For these new residents of the Maple Ridge Museum, their playing days are over.
Since June they've sat behind glass display cases. Technically, most of them are senior citizens. But really, they are infants or pubescents frozen in time, their
expressions, stoic or smiling, permanently etched on ceramic, vinyl, or paper faces.
For the past month, the museum has had various dolls and doll accessories on display.
Curator Allison White said the exhibition has been a hugely popular addition.
"We've had a lot of positive feedback with this exhibit," she said. "School groups that have come in have really enjoyed it, there's been lots of questions, and when they send us letters, they are always mentioning this."

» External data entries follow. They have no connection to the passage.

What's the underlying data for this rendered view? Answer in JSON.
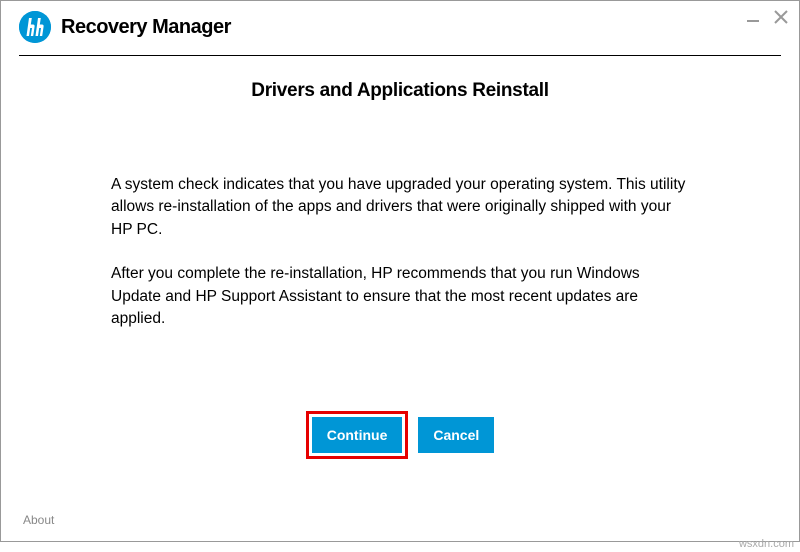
{
  "header": {
    "app_title": "Recovery Manager"
  },
  "page": {
    "heading": "Drivers and Applications Reinstall",
    "paragraph1": "A system check indicates that you have upgraded your operating system. This utility allows re-installation of the apps and drivers that were originally shipped with your HP PC.",
    "paragraph2": "After you complete the re-installation, HP recommends that you run Windows Update and HP Support Assistant to ensure that the most recent updates are applied."
  },
  "buttons": {
    "continue_label": "Continue",
    "cancel_label": "Cancel"
  },
  "footer": {
    "about_label": "About"
  },
  "watermark": "wsxdn.com"
}
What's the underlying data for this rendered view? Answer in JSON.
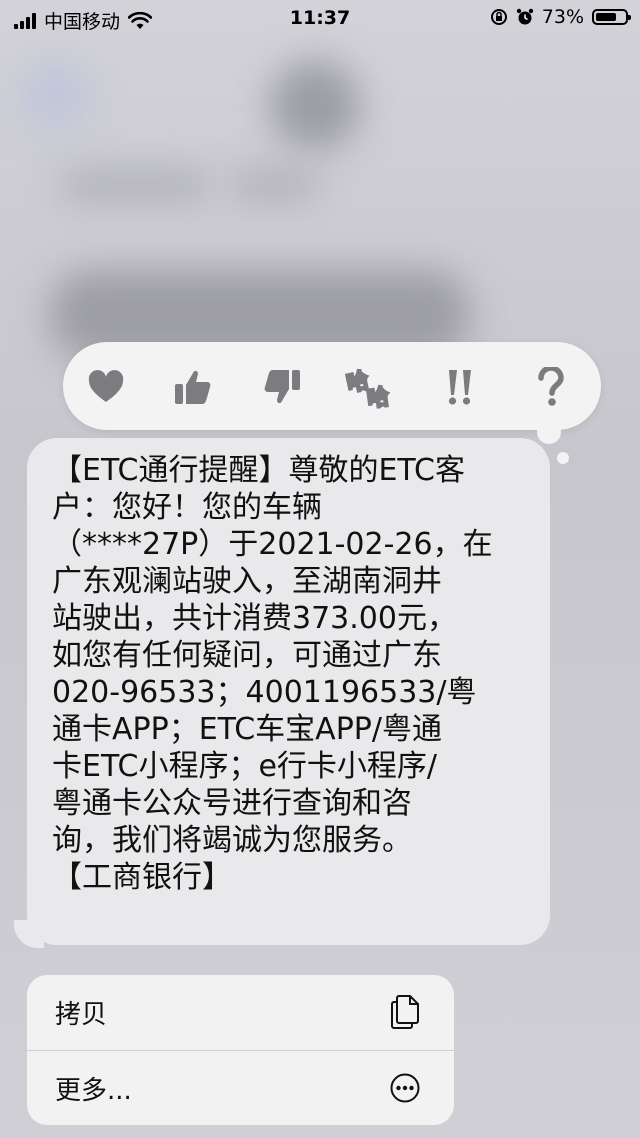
{
  "status_bar": {
    "carrier": "中国移动",
    "time": "11:37",
    "battery_percent": "73%",
    "battery_level": 0.73
  },
  "tapback": {
    "items": [
      {
        "name": "heart",
        "icon": "heart-icon"
      },
      {
        "name": "thumbs-up",
        "icon": "thumbs-up-icon"
      },
      {
        "name": "thumbs-down",
        "icon": "thumbs-down-icon"
      },
      {
        "name": "haha",
        "icon": "haha-icon",
        "text": "哈哈"
      },
      {
        "name": "exclamation",
        "icon": "double-exclamation-icon",
        "text": "!!"
      },
      {
        "name": "question",
        "icon": "question-icon",
        "text": "?"
      }
    ]
  },
  "message": {
    "lines": [
      "【ETC通行提醒】尊敬的ETC客",
      "户：您好！您的车辆",
      "（****27P）于2021-02-26，在",
      "广东观澜站驶入，至湖南洞井",
      "站驶出，共计消费373.00元，",
      "如您有任何疑问，可通过广东",
      "020-96533；4001196533/粤",
      "通卡APP；ETC车宝APP/粤通",
      "卡ETC小程序；e行卡小程序/",
      "粤通卡公众号进行查询和咨",
      "询，我们将竭诚为您服务。",
      "【工商银行】"
    ]
  },
  "menu": {
    "copy_label": "拷贝",
    "more_label": "更多..."
  },
  "colors": {
    "bubble": "#e9e9eb",
    "tapback_bg": "#f3f3f4",
    "icon_gray": "#7b7b80"
  }
}
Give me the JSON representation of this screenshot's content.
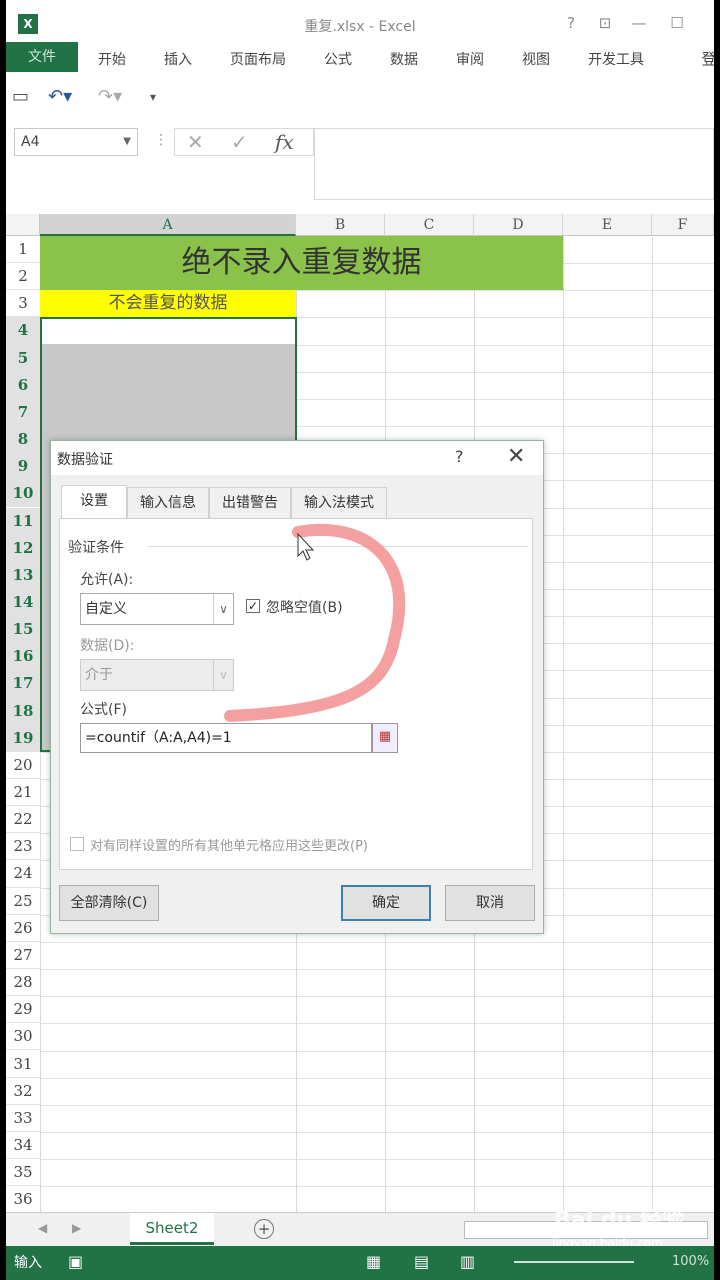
{
  "window": {
    "title": "重复.xlsx - Excel",
    "controls": {
      "help": "?",
      "ribbon_opts": "⊡",
      "minimize": "—",
      "maximize": "☐",
      "signin": "登"
    }
  },
  "ribbon": {
    "file": "文件",
    "tabs": [
      "开始",
      "插入",
      "页面布局",
      "公式",
      "数据",
      "审阅",
      "视图",
      "开发工具"
    ]
  },
  "formula_bar": {
    "name_box": "A4",
    "fx": "fx",
    "value": ""
  },
  "columns": [
    "A",
    "B",
    "C",
    "D",
    "E",
    "F"
  ],
  "rows": [
    "1",
    "2",
    "3",
    "4",
    "5",
    "6",
    "7",
    "8",
    "9",
    "10",
    "11",
    "12",
    "13",
    "14",
    "15",
    "16",
    "17",
    "18",
    "19",
    "20",
    "21",
    "22",
    "23",
    "24",
    "25",
    "26",
    "27",
    "28",
    "29",
    "30",
    "31",
    "32",
    "33",
    "34",
    "35",
    "36"
  ],
  "cells": {
    "title": "绝不录入重复数据",
    "subtitle": "不会重复的数据"
  },
  "dialog": {
    "title": "数据验证",
    "help": "?",
    "close": "✕",
    "tabs": [
      "设置",
      "输入信息",
      "出错警告",
      "输入法模式"
    ],
    "section": "验证条件",
    "allow_label": "允许(A):",
    "allow_value": "自定义",
    "ignore_blank": "忽略空值(B)",
    "data_label": "数据(D):",
    "data_value": "介于",
    "formula_label": "公式(F)",
    "formula_value": "=countif（A:A,A4)=1",
    "apply_all": "对有同样设置的所有其他单元格应用这些更改(P)",
    "clear_all": "全部清除(C)",
    "ok": "确定",
    "cancel": "取消"
  },
  "sheets": {
    "active": "Sheet2"
  },
  "status": {
    "mode": "输入",
    "zoom": "100%"
  },
  "watermark": {
    "brand": "Bai du 经验",
    "url": "jingyan.baidu.com"
  },
  "colors": {
    "excel_green": "#217346",
    "title_fill": "#8bc24a",
    "subtitle_fill": "#ffff00"
  }
}
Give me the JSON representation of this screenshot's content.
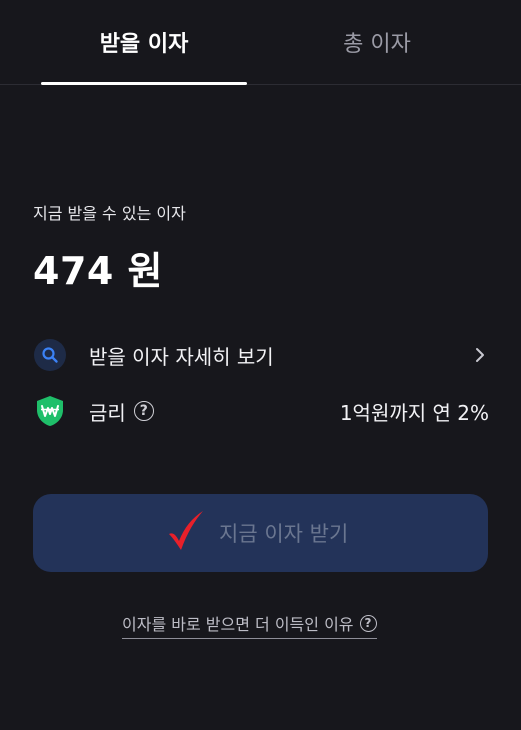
{
  "tabs": {
    "active": "받을 이자",
    "inactive": "총 이자"
  },
  "summary": {
    "label": "지금 받을 수 있는 이자",
    "amount": "474 원"
  },
  "rows": {
    "detail_label": "받을 이자 자세히 보기",
    "rate_label": "금리",
    "rate_help": "?",
    "rate_value": "1억원까지 연 2%"
  },
  "cta": {
    "label": "지금 이자 받기"
  },
  "footer": {
    "link_text": "이자를 바로 받으면 더 이득인 이유",
    "help": "?"
  },
  "icons": {
    "search": "search-icon",
    "shield": "shield-won-icon",
    "chevron": "chevron-right-icon",
    "check": "red-check-mark-icon"
  },
  "colors": {
    "background": "#17171c",
    "cta_background": "#233359",
    "shield_green": "#1fbf6a",
    "search_blue": "#3b82f6",
    "check_red": "#e8202a"
  }
}
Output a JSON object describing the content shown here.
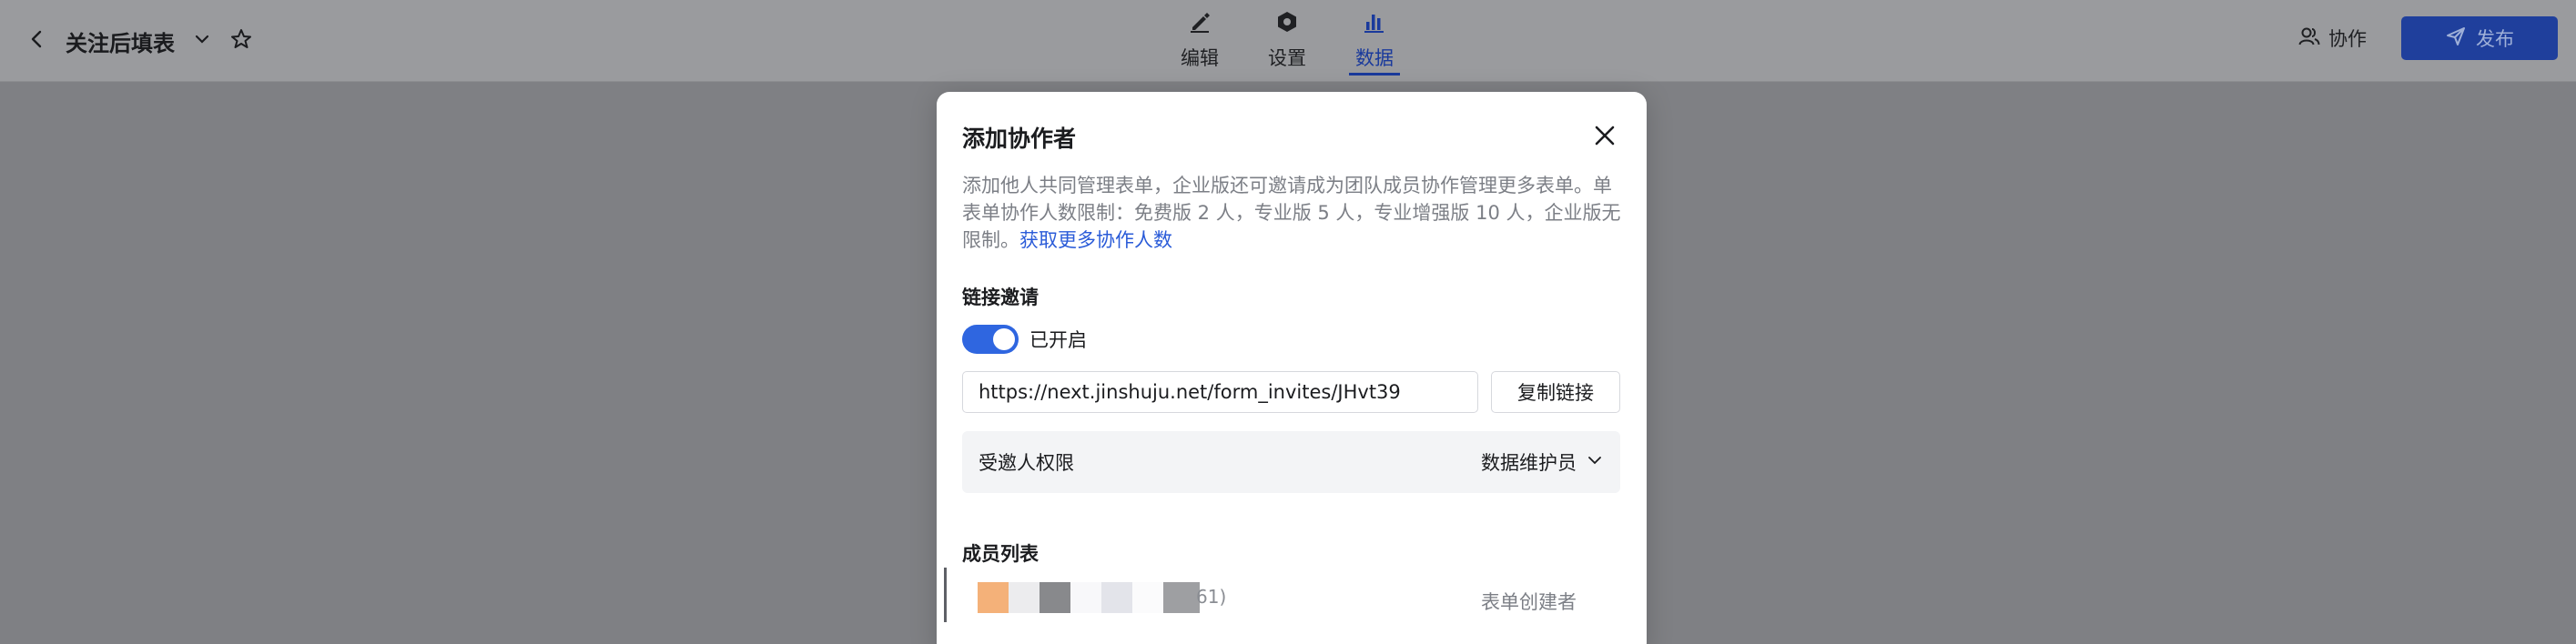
{
  "header": {
    "title": "关注后填表",
    "tabs": [
      {
        "label": "编辑",
        "icon": "pen-icon"
      },
      {
        "label": "设置",
        "icon": "settings-hex-icon"
      },
      {
        "label": "数据",
        "icon": "bar-chart-icon",
        "active": true
      }
    ],
    "collab_label": "协作",
    "publish_label": "发布"
  },
  "modal": {
    "title": "添加协作者",
    "desc_line": "添加他人共同管理表单，企业版还可邀请成为团队成员协作管理更多表单。单表单协作人数限制：免费版 2 人，专业版 5 人，专业增强版 10 人，企业版无限制。",
    "desc_link": "获取更多协作人数",
    "link_invite_title": "链接邀请",
    "toggle_label": "已开启",
    "invite_url": "https://next.jinshuju.net/form_invites/JHvt39",
    "copy_label": "复制链接",
    "permission_label": "受邀人权限",
    "permission_value": "数据维护员",
    "member_list_title": "成员列表",
    "member": {
      "id_fragment": "61)",
      "role": "表单创建者"
    }
  },
  "colors": {
    "accent": "#2f66e0",
    "publish_bg": "#1f3f9c",
    "link": "#2a5bd8"
  }
}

The collection includes items and artifacts donated by local resident Daphne Clowes, from ceramic dolls, to toy wicker furniture, to a large collection of paper dolls from the 1930s.
The ceramic dolls are from the 1930s.
The fashion dolls are from the mid-1960s, including a Barbie from 1965 and a Happy Family collection from 1973.
The paper dolls, cut from paper or thin card stock, are from the early 20th century.
Paper dolls were first seen in France during the mid-18th century, and were drawn or painted like people with fashions for each doll.
"The paper dolls have really taken off," White said. "The dolls are still in great conditions and a lot of people who have come in today, have never seen paper dolls."
Another Maple Ridge resident, Shirley Goetzen, donated two "Wettums," the name of some of the more popular dolls from the Reliable Toy Company Ltd., a Canadian company founded in 1920. The two dolls lay together in a toy carriage. They were a Christmas gift to Goetzen in the mid-1930s. One of the dolls, with brown eyes, is named "Marilyn."
The largest of the ceramic dolls is dressed in toddler clothes.